Ed è qui che s’innesta il tema dell’immigrazione. Un mondo con più muri, barriere e dogane sarebbe una maledizione per una simile economia. Non c’è da stupirsi, quindi, se la Merkel cordialmente detesta Trump e tutti i leader sovranisti e nazionalisti che le si moltiplicano intorno. Il colpo che l’ha messa all’angolo, però, non è stato quello. È stato scoprire che il nazionalismo e il sovranismo ce l’aveva in casa sotto forma di una destra sempre più rampante che continua a crescere, di Land in Land, di elezione in elezione.

Una contraddizione palese con le dinamiche economiche del Paese ma non con la sua storia. Per molti anni la parola d’ordine della politica tedesca è stata: “La Germania non è un Paese di immigrazione”. Si cominciò a dirlo negli anni Sessanta per i Gastarbeiter, i lavoratori (Arbeiter) stranieri che avrebbero dovuto rimanere Gast, ospiti, ovvero residenti temporanei. Quando arrivò la crisi economica a metà degli anni Settanta, il Governo agì per convincerli a tornare a casa. La maggior parte decise invece di restare e l’effetto paradossale fu un aumento degli stranieri residenti in Germania a causa dei ricongiungimenti familiari.

Poi si continuò a dirlo quando, tra il 1990 e il 1994, arrivò l’onda dei rifugiati dalle guerre della Jugoslavia, con un milione di richieste d’asilo. Mentre, più o meno negli stessi anni, un altro flusso si produceva da Est, dopo il crollo dell’Unione Sovietica. Tanto che nel 1993 il Governo federale strinse i cordoni della borsa rendendo assai più severe le norme sulla concessione dell’asilo e della protezione umanitaria. Dal 2000, anno in cui è stata modificata la legge sulla concessione della cittadinanza, prima molto severa, ogni anno circa 500 mila stranieri migrano in Germania, mentre un numero analogo di tedeschi emigra.

In altre parole: per decenni la Germania si è autorappresentata come un Paese dove l’immigrazione non era un fattore, mentre nella realtà lo era eccome. Quando la Merkel, nel 2015, preoccupata per il calo demografico (nei prossimi sedici anni la Germania, che oggi ha 82 milioni di abitanti, dovrebbe perdere 16 milioni di persone) e per l’invecchiamento della forza lavoro destinato a riflettersi sulla produttività del sistema, annunciò di voler accogliere un milione di siriani, mandò in pezzi lo specchio fatato in cui i tedeschi erano soliti rimirarsi.

Lei aveva ragione ma loro non avevano torto. Rotta l’illusione collettiva, lei cominciò a immalinconirsi, loro a votare sempre più per la nazione presunta in cui gli era stato detto di credere. E la spirale non si è più interrotta.

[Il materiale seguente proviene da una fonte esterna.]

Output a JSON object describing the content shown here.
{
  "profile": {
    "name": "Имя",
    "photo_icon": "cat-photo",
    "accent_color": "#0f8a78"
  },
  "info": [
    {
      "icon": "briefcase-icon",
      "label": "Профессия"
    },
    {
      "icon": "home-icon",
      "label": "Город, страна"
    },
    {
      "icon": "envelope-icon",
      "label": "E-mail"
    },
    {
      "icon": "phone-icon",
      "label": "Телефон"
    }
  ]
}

Anche in quello, comunque, la Germania fa scuola all’Europa. Se c’è una soluzione, è facile che la trovi il Paese che spende 600 euro l’anno per ogni cittadino alla voce “famiglia e natalità”. Se non la trovano, avrà forse ragione la Bundesbank che, in mancanza di un freno deciso allo spopolamento via nascite o immigrazione, ipotizza un dimezzamento della crescita. Allora diventeremo tutti merkeliani. Ma sarà troppo tardi.